In a way I still can’t believe the financing fell apart, and in a way I’m not surprised at all.” Another long pause. “Maybe you know what I mean.”
Curtis thought he did. He seemed to have lost his nose for the market. More to the
point, he didn’t seem to care. He caught himself feeling something suspiciously like
sympathy for The Motherfucker. That plodding voice.
“We used to be friends,” Grunwald went on. “Do you remember that? I do. I don’t
think we can be friends again—things went too far for that, I guess—but maybe we
could be neighbors again. Neighbor.” Another of those pauses. “If I don’t see you out
at Grunwald’s Folly, I’ll just instruct my lawyer to settle. On your terms. But…”
Silence, except for the sound of The Motherfucker breathing. Curtis waited. He was
sitting at the kitchen table now.
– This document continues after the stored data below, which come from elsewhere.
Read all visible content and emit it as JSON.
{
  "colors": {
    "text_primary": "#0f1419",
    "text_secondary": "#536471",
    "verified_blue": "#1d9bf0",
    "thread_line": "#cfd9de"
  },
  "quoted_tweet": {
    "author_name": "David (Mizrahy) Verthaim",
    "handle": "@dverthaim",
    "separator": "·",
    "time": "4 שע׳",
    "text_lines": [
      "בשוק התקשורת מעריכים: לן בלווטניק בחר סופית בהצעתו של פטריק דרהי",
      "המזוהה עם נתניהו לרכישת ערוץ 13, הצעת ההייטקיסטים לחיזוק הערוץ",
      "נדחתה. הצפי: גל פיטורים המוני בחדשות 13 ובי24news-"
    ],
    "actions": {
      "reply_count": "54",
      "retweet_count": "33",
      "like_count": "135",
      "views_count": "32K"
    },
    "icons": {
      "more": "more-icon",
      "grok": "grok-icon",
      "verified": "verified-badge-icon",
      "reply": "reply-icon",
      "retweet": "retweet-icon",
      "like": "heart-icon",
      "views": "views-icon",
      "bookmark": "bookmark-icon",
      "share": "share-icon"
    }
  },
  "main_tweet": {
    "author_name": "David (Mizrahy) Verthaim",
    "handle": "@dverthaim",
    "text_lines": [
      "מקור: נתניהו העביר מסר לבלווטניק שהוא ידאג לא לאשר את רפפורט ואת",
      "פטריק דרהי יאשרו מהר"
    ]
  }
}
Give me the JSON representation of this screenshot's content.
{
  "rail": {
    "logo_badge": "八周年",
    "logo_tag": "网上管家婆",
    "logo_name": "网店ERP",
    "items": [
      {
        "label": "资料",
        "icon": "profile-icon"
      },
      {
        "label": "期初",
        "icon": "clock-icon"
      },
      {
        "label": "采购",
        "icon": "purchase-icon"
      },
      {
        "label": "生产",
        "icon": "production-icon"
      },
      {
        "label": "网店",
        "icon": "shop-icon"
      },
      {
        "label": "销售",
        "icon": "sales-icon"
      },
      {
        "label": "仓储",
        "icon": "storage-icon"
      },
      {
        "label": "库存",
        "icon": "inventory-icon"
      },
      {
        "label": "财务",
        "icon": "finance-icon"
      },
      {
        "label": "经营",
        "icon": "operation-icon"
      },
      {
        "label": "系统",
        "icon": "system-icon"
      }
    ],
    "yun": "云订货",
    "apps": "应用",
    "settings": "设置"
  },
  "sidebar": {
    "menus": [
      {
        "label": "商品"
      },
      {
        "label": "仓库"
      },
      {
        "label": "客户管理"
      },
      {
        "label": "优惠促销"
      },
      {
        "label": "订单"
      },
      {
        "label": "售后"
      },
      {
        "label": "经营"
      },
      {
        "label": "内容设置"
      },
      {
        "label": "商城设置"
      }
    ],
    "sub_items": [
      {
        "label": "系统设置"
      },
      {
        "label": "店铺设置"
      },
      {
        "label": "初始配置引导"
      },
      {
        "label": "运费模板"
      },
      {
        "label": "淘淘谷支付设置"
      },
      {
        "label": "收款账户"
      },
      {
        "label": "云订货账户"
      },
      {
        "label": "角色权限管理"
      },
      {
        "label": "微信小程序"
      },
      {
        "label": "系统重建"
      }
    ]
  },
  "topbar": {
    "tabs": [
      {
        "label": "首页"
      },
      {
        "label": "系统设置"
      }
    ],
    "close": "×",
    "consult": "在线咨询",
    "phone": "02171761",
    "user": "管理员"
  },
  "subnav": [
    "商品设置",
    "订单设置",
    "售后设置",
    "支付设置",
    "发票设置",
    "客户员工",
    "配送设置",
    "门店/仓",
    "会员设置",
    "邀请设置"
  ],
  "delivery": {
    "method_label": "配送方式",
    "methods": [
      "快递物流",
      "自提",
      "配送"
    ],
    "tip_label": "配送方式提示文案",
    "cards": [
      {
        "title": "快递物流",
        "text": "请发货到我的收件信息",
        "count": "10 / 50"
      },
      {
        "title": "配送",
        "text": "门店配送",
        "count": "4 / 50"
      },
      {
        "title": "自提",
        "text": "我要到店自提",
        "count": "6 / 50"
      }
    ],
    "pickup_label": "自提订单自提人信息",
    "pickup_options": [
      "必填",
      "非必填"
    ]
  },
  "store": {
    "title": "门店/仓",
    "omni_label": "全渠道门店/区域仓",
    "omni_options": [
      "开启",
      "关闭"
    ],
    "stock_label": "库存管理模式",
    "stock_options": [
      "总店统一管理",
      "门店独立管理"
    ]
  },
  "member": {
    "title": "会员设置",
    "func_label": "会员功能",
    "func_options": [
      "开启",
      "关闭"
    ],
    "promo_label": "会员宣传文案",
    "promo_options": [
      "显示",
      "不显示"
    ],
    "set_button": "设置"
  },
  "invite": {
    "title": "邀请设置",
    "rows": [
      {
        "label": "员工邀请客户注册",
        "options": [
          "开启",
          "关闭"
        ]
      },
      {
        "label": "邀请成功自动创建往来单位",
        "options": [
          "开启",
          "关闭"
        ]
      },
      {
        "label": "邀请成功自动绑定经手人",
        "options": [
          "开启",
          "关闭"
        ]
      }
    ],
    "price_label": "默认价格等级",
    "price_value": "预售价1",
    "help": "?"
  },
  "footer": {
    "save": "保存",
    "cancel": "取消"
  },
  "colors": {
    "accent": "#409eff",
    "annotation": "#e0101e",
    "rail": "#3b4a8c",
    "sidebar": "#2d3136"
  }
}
He didn’t know what he felt. In a little while he might, but for the time being, no.
“But I’d like to shake your hand and tell you I’m sorry about your damn dog.” There
was a choked sound that might have been—incredible!—the sound of a sob, and then
a click, followed by the phone-robot telling him there were no more messages.
Curtis sat where he was for a moment longer, in a bright bar of Florida sun that the air conditioner couldn’t quite cool out, not even at this hour. Then he went into his study.
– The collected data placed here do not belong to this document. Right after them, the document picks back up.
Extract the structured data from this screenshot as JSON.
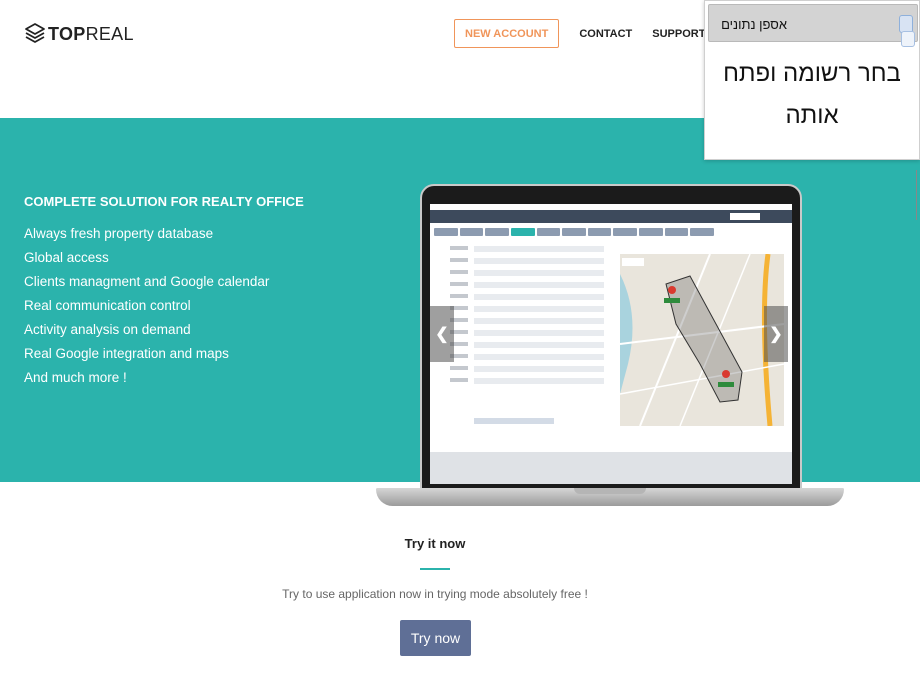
{
  "header": {
    "logo": {
      "bold": "TOP",
      "regular": "REAL"
    },
    "nav": {
      "new_account": "NEW ACCOUNT",
      "contact": "CONTACT",
      "support": "SUPPORT",
      "partial": "S"
    }
  },
  "hero": {
    "title": "COMPLETE SOLUTION FOR REALTY OFFICE",
    "features": [
      "Always fresh property database",
      "Global access",
      "Clients managment and Google calendar",
      "Real communication control",
      "Activity analysis on demand",
      "Real Google integration and maps",
      "And much more !"
    ],
    "carousel": {
      "prev": "❮",
      "next": "❯"
    }
  },
  "try_section": {
    "title": "Try it now",
    "description": "Try to use application now in trying mode absolutely free !",
    "button": "Try now"
  },
  "popup": {
    "header": "אספן נתונים",
    "body": "בחר רשומה ופתח אותה"
  },
  "colors": {
    "teal": "#2bb3ac",
    "orange": "#f0955a",
    "button_blue": "#5f6f96"
  }
}
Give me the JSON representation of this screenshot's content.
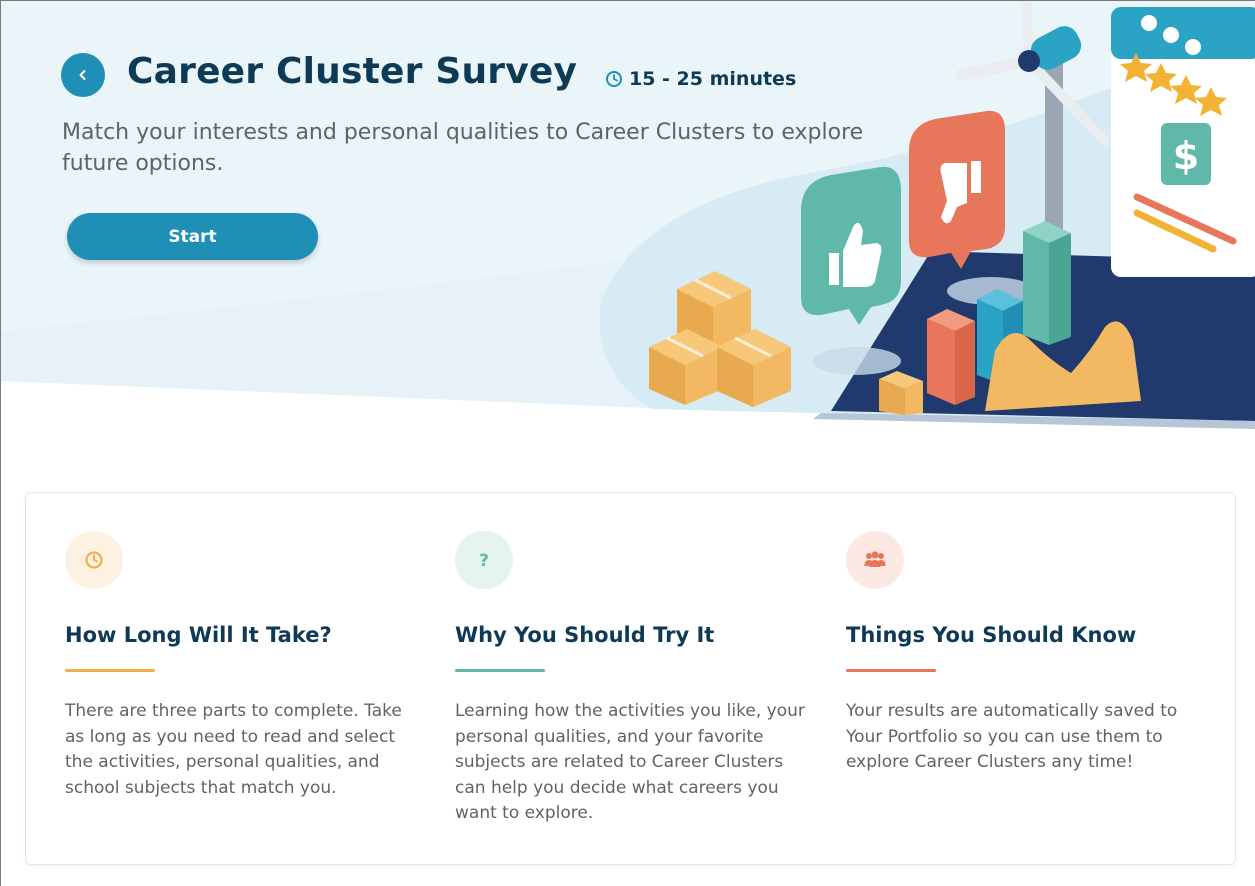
{
  "header": {
    "back_icon": "chevron-left-icon",
    "title": "Career Cluster Survey",
    "duration_icon": "clock-icon",
    "duration": "15 - 25 minutes",
    "subtitle_line1": "Match your interests and personal qualities to Career Clusters to explore",
    "subtitle_line2": "future options.",
    "start_label": "Start"
  },
  "colors": {
    "primary": "#1f8fb5",
    "heading": "#0f3a55",
    "orange": "#f0b14c",
    "teal": "#5fb8a8",
    "coral": "#e8765a"
  },
  "info": {
    "items": [
      {
        "icon": "clock-icon",
        "heading": "How Long Will It Take?",
        "text": "There are three parts to complete. Take as long as you need to read and select the activities, personal qualities, and school subjects that match you."
      },
      {
        "icon": "question-icon",
        "heading": "Why You Should Try It",
        "text": "Learning how the activities you like, your personal qualities, and your favorite subjects are related to Career Clusters can help you decide what careers you want to explore."
      },
      {
        "icon": "users-icon",
        "heading": "Things You Should Know",
        "text": "Your results are automatically saved to Your Portfolio so you can use them to explore Career Clusters any time!"
      }
    ]
  }
}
The market was open; on his computer screen, the numbers had begun their endless
crawl. He realized they meant nothing to him. He left it running but wrote a brief note for Mrs. Wilson— Had to go out—before leaving the house.
There was a motor scooter parked in the garage beside his BMW, and on the spur of
the moment he decided to take it. He would have to nip across the main highway on
the other side of the bridge, but it wouldn’t be the first time.
He felt a pang of hurt and grief as he took the scooter’s key from the peg and the other attachment on the ring jingled. He supposed that feeling would pass in time, but now
it was almost welcome. Almost like welcoming a friend.
The troubles between Curtis and Tim Grunwald had started with Ricky Vinton, who
had once been old and rich and then progressed to old and senile. Before progressing to dead, he’d sold his undeveloped lot at the end of Turtle Island to Curtis Johnson for one-point-five million dollars, taking Curtis’s personal check for a hundred and fifty thousand as earnest money and in return writing Curtis a bill of sale on the back of an advertising circular.
Curtis felt a little like a hound for taking advantage of the old fellow, but it wasn’t as if Vinton—owner of Vinton Wire and Cable—was going away to starve. And while a
million-five might be considered ridiculously low for such a prime piece of Gulfside
real estate, it wasn’t insanely low, given current market conditions.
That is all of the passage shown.